Felicity Huffman and Full House star Lori Loughlin are among dozens of people arrested for a $US25 million ($A35 million) scheme to help wealthy Americans cheat their children’s way into elite universities, such as Yale and Stanford.

The largest college admissions fraud scam unearthed in US history was run out of a small college preparation company in Newport Beach, California, that relied on bribes, phoney test takers and even doctored photos depicting non-athletic applicants as elite competitors to land college slots for the offspring of rich parents, prosecutors said.

Huffman, of Desperate Housewives fame, and her husband, Shameless actor William H. Macy, allegedly paid US$15,000 so their daughter could double the time to complete her university entrance exam.

However, when it came time for her second daughter to finish high school, the Desperate Housewives actress allegedly opted not to hire the same services.


Loughlin, meanwhile, allegedly “agreed to pay bribes totalling $500,000 in exchange for having their two daughters designated as recruits to the USC crew team,” according to legal documents.

That’s despite Loughlin and her husband Mossimo Giannulli’s daughters, Isabella Rose and Olivia Jade Giannulli, not actually being gifted in rowing.
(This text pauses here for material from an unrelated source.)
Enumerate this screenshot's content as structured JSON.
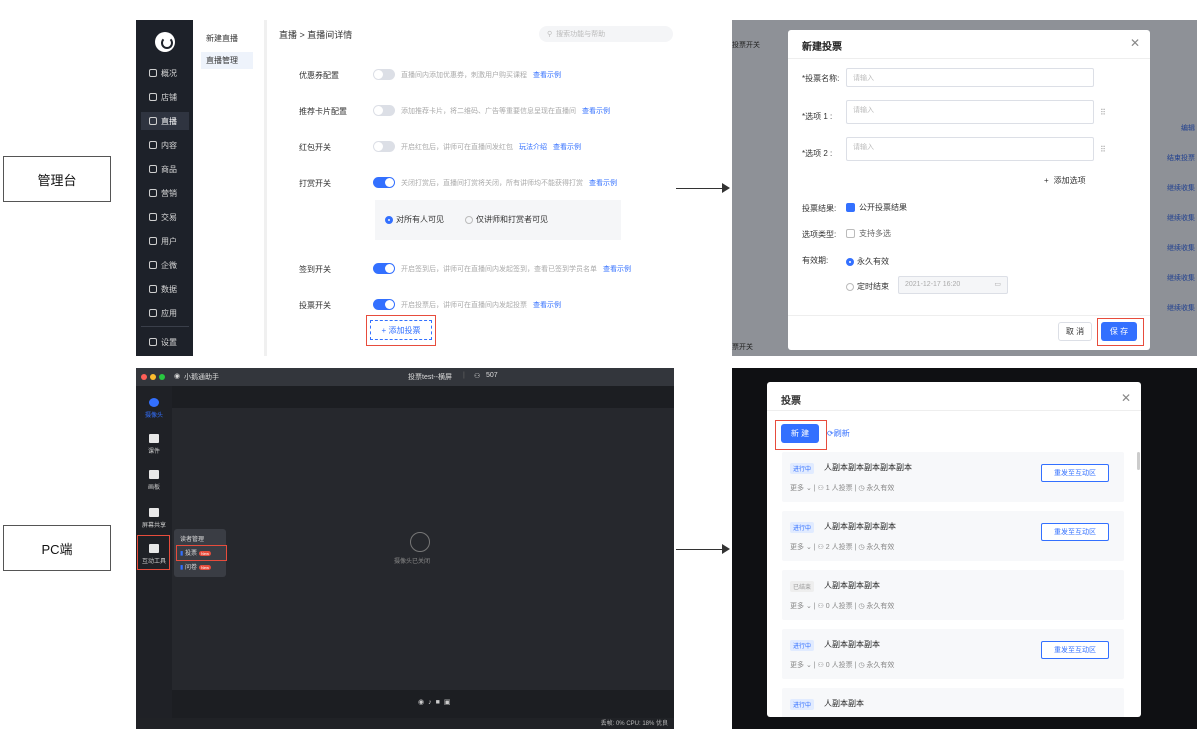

Huffman and Loughlin were due to appear in federal court in Los Angeles later on Tuesday (Wednesday, Australian time), prosecutors said.

Andrew Lelling, the US attorney in Boston, said at a news conference on Tuesday that the dozens of parents “are a catalogue of wealth and privilege”.

“For every student admitted through fraud, an honest, genuinely talented student was rejected.”

Lori Loughlin daughter olivia
Lori Loughlin and her daughter Olivia Jade Giannulli. Image: Getty

Federal prosecutors in Boston charged William "Rick" Singer, 58, with running the scheme through his Edge College & Career Network, which charged from $US100,000 to as much as $US2.5 million per child for the services, which were masked as contributions to a scam charity Singer runs.

About 300 law enforcement agents swept across the country on Tuesday to make arrests in what agents code-named "Operation Varsity Blues".

Prosecutors have named 33 parents, 13 coaches, and associates of Singer's business, but said the investigation continues and more parents and coaches could be charged.

Singer is scheduled to plead guilty on Tuesday in Boston federal court to charges including racketeering, money laundering and obstruction of justice, according to court papers. He could not be reached for immediate comment.

The alleged masterminds of scam and parents who paid into it could all face up to 20 years in prison if convicted.


Prosecutors said it was up to the universities what to do with students admitted through cheating.

Yale University and the University of Southern California said in separate statements that they were co-operating with investigators.

Prosecutors said the scheme began in 2011 and also helped children get into the University of Texas, Georgetown University, Wake Forest University and the University of California, Los Angeles.

Part of the scheme involved advising parents to lie to test administrators that their child had learning disabilities that allowed them extra exam time.

The parents were then advised to choose one of two test centres that Singer's company said it had control over: one in Houston, Texas, and the other in West Hollywood, California.

The test administrators in the those centres took bribes of tens of thousands of dollars to allow Singer's clients cheat, often by arranging to have wrong answers corrected or having another person take the exam. Singer would agree with parents beforehand roughly what score they wanted the child to get.

In many cases, the students were not aware that their parents had arranged for the cheating, prosecutors said, although in other cases they knowingly took part. None of the children were charged on Tuesday.

Singer also helped parents stage photographs of their children playing sports or even Photoshopped children's faces on to images of athletes downloaded from the internet to exaggerate their athletic credentials.